As expected it prints 17 . The reason is super clear because when a variable is passed to a function, actually what it is passed is a copy of the original variable (they hold same values, but they are in different addresses) and therefore all the modifications are done to the copy of that variable, and the copy is destroyed after function terminates.

What we need here is pointers. If we modify the above code piece like this :

#include <iostream>

using namespace std;

void decrease (int* a)
{
    (*a)--;
}

int main ()
{
    int x = 17;
    decrease (&x);
    cout << x << endl;
}

It works because what we passed in the line decrease (&x) is a copy of the x 's address. The decrement is done to the value of our copy, and because the value of it is equivalent to x 's address the decrement effects address' value, which is the value the original x holds.

So far all is understandable.

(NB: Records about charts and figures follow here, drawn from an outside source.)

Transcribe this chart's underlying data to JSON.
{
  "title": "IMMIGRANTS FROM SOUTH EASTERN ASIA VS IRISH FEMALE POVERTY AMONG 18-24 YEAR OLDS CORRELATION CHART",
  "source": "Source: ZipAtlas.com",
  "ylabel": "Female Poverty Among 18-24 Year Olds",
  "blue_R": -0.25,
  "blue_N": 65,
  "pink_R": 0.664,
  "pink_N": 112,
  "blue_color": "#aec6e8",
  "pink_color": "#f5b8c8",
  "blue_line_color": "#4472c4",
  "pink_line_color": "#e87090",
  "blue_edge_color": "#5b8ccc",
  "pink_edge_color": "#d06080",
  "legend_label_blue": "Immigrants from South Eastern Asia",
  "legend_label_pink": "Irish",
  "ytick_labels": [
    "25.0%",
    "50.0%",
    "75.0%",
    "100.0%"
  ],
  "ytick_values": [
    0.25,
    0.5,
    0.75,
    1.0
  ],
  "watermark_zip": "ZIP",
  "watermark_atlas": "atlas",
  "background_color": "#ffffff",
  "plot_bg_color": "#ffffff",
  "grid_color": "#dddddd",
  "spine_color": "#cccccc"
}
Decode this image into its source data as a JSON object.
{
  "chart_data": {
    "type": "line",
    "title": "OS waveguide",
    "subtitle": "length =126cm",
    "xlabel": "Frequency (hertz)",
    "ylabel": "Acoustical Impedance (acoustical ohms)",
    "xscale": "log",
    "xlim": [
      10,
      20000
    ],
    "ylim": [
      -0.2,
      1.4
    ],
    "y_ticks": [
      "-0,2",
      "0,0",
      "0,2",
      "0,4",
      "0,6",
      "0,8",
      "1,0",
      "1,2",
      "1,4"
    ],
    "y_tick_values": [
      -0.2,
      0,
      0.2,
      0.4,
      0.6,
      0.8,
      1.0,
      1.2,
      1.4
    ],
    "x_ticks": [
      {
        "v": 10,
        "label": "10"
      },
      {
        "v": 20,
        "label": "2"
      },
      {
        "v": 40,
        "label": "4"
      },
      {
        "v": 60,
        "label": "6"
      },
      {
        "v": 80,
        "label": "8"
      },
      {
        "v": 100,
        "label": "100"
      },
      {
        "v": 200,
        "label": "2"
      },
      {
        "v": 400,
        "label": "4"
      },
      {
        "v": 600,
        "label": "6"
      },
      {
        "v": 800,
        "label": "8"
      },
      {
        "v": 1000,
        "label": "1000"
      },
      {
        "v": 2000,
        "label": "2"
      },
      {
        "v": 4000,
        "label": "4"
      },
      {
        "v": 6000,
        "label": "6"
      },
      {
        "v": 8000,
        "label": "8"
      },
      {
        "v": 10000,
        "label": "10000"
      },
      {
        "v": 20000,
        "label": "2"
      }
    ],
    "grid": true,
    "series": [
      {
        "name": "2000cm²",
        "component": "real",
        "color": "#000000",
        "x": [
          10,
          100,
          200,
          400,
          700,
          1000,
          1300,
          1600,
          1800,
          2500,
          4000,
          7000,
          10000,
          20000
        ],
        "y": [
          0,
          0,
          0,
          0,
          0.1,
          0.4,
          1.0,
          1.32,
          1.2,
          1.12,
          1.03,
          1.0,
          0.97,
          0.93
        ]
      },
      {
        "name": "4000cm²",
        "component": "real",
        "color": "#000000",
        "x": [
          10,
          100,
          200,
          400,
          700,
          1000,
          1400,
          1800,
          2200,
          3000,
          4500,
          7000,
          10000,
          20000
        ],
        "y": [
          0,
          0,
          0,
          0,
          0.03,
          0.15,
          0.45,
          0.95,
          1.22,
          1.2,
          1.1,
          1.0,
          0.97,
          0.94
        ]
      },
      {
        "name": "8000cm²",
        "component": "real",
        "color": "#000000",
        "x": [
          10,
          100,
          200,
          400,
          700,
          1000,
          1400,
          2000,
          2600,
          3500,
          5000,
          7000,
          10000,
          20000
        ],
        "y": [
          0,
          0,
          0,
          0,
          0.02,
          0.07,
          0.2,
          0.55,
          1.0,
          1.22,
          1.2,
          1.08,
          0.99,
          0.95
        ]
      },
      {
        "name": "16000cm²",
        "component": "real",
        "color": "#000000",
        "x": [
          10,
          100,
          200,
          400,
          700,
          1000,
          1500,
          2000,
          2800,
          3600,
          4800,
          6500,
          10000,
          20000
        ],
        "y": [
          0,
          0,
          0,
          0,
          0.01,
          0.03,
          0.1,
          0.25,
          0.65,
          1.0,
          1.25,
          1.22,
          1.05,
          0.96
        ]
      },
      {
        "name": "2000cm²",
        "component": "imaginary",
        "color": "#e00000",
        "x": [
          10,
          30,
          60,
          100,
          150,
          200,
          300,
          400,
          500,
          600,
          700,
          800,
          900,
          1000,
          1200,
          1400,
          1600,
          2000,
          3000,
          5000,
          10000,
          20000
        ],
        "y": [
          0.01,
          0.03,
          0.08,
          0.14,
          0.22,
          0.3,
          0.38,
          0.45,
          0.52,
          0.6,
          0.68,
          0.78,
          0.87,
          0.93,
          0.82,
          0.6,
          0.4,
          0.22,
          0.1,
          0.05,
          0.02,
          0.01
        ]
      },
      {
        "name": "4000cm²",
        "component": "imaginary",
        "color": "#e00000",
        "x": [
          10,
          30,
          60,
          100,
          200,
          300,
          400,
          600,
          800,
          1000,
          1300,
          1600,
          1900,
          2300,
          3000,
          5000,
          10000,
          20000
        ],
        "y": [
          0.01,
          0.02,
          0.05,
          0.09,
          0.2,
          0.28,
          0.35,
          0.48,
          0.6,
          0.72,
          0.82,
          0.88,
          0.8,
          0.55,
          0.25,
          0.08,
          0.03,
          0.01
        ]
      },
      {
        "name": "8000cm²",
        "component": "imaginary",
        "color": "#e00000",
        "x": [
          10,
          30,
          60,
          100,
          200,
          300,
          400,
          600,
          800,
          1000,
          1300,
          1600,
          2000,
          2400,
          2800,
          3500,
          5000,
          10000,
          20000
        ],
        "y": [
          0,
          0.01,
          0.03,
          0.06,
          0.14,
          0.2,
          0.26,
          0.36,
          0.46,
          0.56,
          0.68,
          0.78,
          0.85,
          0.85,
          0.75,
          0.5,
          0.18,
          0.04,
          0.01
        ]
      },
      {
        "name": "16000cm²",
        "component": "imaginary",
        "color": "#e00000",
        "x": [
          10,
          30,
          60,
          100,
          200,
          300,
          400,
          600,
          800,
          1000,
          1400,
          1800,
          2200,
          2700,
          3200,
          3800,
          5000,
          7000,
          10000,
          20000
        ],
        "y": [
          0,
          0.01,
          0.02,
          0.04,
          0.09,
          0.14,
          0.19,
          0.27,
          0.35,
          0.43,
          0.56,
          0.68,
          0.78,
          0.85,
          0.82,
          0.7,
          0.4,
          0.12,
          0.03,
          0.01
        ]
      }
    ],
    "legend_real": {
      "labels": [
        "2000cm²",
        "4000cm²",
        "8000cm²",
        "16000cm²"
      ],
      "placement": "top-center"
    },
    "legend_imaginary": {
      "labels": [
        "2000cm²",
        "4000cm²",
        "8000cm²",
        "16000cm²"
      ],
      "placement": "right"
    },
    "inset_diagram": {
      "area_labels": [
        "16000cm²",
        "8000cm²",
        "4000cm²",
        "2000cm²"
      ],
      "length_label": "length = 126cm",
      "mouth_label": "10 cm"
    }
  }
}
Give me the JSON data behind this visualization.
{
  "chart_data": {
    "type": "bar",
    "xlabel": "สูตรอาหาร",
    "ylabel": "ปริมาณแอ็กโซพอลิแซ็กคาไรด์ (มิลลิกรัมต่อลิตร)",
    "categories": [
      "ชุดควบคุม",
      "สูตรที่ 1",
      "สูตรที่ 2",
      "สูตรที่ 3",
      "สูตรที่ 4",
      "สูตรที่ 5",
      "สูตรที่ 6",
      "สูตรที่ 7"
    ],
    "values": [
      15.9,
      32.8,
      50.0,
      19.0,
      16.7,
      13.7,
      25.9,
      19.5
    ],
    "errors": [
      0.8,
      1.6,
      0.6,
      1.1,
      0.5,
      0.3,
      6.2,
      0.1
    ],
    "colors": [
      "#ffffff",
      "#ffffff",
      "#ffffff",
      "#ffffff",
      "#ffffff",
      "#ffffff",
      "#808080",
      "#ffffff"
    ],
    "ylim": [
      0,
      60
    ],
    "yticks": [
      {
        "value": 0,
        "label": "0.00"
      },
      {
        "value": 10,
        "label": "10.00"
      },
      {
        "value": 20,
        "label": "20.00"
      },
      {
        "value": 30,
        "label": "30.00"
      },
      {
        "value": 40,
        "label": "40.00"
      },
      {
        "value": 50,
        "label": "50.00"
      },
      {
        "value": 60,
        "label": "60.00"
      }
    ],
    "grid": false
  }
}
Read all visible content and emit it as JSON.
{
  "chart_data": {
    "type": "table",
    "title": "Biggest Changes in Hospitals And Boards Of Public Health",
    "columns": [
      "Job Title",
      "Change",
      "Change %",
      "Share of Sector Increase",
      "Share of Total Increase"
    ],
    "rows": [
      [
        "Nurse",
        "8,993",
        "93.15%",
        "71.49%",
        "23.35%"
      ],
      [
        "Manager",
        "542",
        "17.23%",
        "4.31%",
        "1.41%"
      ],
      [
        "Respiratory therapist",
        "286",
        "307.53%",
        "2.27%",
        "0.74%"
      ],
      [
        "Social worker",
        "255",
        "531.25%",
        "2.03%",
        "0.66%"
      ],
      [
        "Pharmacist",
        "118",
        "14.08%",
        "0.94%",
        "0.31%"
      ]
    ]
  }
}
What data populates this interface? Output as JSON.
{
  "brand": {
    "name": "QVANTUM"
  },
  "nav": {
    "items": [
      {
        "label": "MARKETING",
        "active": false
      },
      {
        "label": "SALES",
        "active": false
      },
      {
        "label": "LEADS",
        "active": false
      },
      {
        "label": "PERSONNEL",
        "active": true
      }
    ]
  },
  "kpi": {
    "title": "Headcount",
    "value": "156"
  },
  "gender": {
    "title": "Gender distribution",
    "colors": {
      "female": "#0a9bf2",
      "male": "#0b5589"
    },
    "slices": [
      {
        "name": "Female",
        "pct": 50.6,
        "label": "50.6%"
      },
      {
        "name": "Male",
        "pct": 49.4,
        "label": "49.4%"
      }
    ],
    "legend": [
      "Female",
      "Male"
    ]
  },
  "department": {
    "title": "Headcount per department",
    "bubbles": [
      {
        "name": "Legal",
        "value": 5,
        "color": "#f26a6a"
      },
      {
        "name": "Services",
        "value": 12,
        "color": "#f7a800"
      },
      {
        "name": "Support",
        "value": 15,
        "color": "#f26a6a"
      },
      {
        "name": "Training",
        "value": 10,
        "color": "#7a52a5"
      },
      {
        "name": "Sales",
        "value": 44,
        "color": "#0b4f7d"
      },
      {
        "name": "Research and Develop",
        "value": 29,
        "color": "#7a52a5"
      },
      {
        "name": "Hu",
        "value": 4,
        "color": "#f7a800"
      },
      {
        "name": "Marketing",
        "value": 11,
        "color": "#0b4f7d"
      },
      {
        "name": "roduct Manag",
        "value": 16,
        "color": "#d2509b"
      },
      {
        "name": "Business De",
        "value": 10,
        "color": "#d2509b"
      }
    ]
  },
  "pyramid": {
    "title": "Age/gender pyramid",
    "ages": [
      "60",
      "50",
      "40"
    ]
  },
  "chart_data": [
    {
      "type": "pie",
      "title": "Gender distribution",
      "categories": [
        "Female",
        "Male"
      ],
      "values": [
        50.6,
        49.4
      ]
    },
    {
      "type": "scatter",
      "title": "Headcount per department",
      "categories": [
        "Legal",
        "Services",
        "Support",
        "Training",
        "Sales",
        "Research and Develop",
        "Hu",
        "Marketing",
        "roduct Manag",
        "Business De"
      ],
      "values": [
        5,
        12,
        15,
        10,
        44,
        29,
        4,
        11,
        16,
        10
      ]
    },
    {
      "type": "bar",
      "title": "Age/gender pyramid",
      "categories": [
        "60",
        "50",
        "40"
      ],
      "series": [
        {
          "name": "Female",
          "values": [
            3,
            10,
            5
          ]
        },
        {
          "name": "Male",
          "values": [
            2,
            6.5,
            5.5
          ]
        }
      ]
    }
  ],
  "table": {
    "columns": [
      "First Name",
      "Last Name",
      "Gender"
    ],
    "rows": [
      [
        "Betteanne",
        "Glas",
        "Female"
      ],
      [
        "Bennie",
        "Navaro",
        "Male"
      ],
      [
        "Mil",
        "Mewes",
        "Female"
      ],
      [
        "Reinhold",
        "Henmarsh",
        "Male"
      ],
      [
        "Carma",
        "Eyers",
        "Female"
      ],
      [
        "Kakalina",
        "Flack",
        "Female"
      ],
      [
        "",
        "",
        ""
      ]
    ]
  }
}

But when we solve the issue by references like below :

#include <iostream>

using namespace std;

void decrease (int&a)
{
    a--;
}

int main ()
{
    int x = 17;
    int& y = x;
    decrease (y);
    cout << x << endl;
}

How is this situation explained? When we decrease the copy of the reference of x , isn't it the same with trying to decrease the copy of x ? If so, what makes references work here? Why does it work when the first code piece doesn't work? How does it modify the actual value of x ?

NOTE : I found a post of user @Angew is no longer proud of SO stating that whether a reference takes memory or not is unspecified. As he stated, if we consider that references take memory in this kind of implementation and references behave like pointers I think it gets explainable, but still confused with the usage.

EDIT : I was using C and I decided to move on with C++, that is why I can't get the logic of references.

Answer 1

Lets make this simple:

The meaning of "reference" is to refer to a specific variable.

You tell the compiler: "I want to work with this variable under another name, not make a copy".

How the compiler accomplishes this, is up to whoever writes the compiler (that is what the question you linked tries to explain). But the meaning of the syntax is "use the variable it self".

As for pointers, they just hold an address. It can be any address, and it is really just a number. You can do math with it, you can reinterpret the data stored there in to different types, and so on.

The use of pointers you demonstrate is just one single use out of many possible ones.

Another way to think about it is when a variable is passed to the function by reference, it is as if the variable was global, and the function could just reach an touch it but using the name of the parameter (as an alias) instead of the original variable name.